Le Césaréwitch et la Césarewna venaient précisément d’arriver à Livadia, pour un séjour de quelques semaines. L’Empereur savait qu’il ne s’adresserait pas en vain à la tendresse et à la conscience de son fils ; il n’hésita donc pas à lui recommander solennellement sa femme et ses enfants, dans l’hypothèse de sa mort.

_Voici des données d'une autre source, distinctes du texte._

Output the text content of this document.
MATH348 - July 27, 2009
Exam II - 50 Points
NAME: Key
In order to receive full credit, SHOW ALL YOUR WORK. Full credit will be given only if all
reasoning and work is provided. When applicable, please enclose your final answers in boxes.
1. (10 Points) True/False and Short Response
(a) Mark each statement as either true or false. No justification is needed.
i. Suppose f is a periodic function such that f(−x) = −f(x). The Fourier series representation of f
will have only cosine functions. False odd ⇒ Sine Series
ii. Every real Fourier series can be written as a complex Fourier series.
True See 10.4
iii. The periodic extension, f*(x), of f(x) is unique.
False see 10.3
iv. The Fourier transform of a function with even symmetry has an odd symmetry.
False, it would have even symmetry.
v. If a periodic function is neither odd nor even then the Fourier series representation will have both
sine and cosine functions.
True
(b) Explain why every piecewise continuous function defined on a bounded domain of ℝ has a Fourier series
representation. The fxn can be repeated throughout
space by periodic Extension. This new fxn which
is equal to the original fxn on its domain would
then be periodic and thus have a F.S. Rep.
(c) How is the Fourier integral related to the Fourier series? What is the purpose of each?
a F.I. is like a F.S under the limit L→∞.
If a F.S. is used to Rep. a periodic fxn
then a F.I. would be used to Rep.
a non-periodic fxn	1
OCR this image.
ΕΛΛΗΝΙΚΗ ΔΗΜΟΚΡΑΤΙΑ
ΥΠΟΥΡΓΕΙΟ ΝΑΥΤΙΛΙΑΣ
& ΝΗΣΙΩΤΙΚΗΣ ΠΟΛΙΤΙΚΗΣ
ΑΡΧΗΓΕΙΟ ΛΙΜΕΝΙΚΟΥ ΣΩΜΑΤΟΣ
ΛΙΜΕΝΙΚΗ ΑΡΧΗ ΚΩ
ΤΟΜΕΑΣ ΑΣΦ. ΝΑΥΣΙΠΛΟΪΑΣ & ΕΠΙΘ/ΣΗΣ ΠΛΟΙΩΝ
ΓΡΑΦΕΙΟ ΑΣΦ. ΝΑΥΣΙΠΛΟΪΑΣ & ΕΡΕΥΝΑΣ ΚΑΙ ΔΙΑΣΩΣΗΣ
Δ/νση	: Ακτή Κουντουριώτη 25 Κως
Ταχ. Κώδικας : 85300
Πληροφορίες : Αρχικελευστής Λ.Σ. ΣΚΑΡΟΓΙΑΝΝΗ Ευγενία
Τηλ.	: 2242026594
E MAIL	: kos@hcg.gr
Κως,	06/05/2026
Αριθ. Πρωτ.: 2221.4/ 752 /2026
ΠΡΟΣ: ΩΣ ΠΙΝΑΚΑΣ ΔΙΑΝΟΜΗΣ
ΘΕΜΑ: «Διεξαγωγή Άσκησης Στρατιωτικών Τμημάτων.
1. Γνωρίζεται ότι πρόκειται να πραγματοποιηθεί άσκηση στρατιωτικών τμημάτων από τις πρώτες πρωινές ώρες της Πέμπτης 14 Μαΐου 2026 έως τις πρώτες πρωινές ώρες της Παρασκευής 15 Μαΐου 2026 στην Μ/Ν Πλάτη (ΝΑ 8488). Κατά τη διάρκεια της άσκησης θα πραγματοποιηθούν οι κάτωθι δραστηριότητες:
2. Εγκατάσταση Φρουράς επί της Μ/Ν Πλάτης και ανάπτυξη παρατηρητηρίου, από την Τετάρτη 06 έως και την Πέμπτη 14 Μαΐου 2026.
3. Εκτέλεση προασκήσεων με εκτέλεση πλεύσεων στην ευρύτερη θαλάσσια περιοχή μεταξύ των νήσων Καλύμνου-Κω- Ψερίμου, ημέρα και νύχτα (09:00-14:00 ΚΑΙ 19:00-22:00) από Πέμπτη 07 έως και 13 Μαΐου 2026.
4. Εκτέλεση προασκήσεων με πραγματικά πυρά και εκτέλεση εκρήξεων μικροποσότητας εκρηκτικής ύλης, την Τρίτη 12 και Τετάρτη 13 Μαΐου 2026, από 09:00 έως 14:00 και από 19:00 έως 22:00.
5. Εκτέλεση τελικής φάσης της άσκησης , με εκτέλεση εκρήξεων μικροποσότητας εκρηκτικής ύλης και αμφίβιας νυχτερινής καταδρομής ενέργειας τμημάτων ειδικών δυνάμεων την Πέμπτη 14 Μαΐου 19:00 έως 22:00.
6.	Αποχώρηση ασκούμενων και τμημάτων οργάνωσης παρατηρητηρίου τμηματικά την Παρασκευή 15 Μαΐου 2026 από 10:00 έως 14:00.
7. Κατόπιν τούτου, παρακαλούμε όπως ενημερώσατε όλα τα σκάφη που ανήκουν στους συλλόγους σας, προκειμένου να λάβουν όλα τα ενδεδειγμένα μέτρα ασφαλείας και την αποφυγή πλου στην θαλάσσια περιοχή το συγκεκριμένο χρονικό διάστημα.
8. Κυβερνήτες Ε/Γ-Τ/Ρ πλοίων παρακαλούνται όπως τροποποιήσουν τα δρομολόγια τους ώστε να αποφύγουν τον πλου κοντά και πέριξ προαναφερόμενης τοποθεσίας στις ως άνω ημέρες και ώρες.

Alexandre-Alexandrowitch jura qu’il les protégerait toujours.

Alors, le Tsar joignit à son testament la lettre suivante, destinée au grand-duc héritier :


Livadia, 9 novembre 1880 [1].

Cher Sacha,

Au cas de ma mort, je te confie ma femme et nos enfants.

L’amitié que tu n’as cessé de leur témoigner du premier jour où tu les as connus et qui a été pour nous une vraie joie, me garantit que tu ne les abandonneras pas et que tu seras pour eux un protecteur et bon conseiller.

Tant que ma femme sera en vie, nos enfants devront rester sous son entière dépendance. Mais, si le bon Dieu voulait la rappeler à lui avant la majorité des enfants, je désire que le général Ryléïew soit nommé tuteur et même une autre personne à son choix et d’après ton consentement.

Ma femme n’a rien hérité de sa famille. Donc, tout ce qui lui appartient aujourd’hui, en biens, meubles et immeubles, a été acquis par elle-même ; ses parents n’y ont aucun droit et elle peut en disposer à son gré. Par prudence, elle m’a légué sa fortune entière et il a été convenu entre nous que, si j’avais le malheur de lui survivre, tous ses biens seraient partagés également entre nos enfants pour leur être transmis par moi, à leur majorité ou lors du mariage de nos filles.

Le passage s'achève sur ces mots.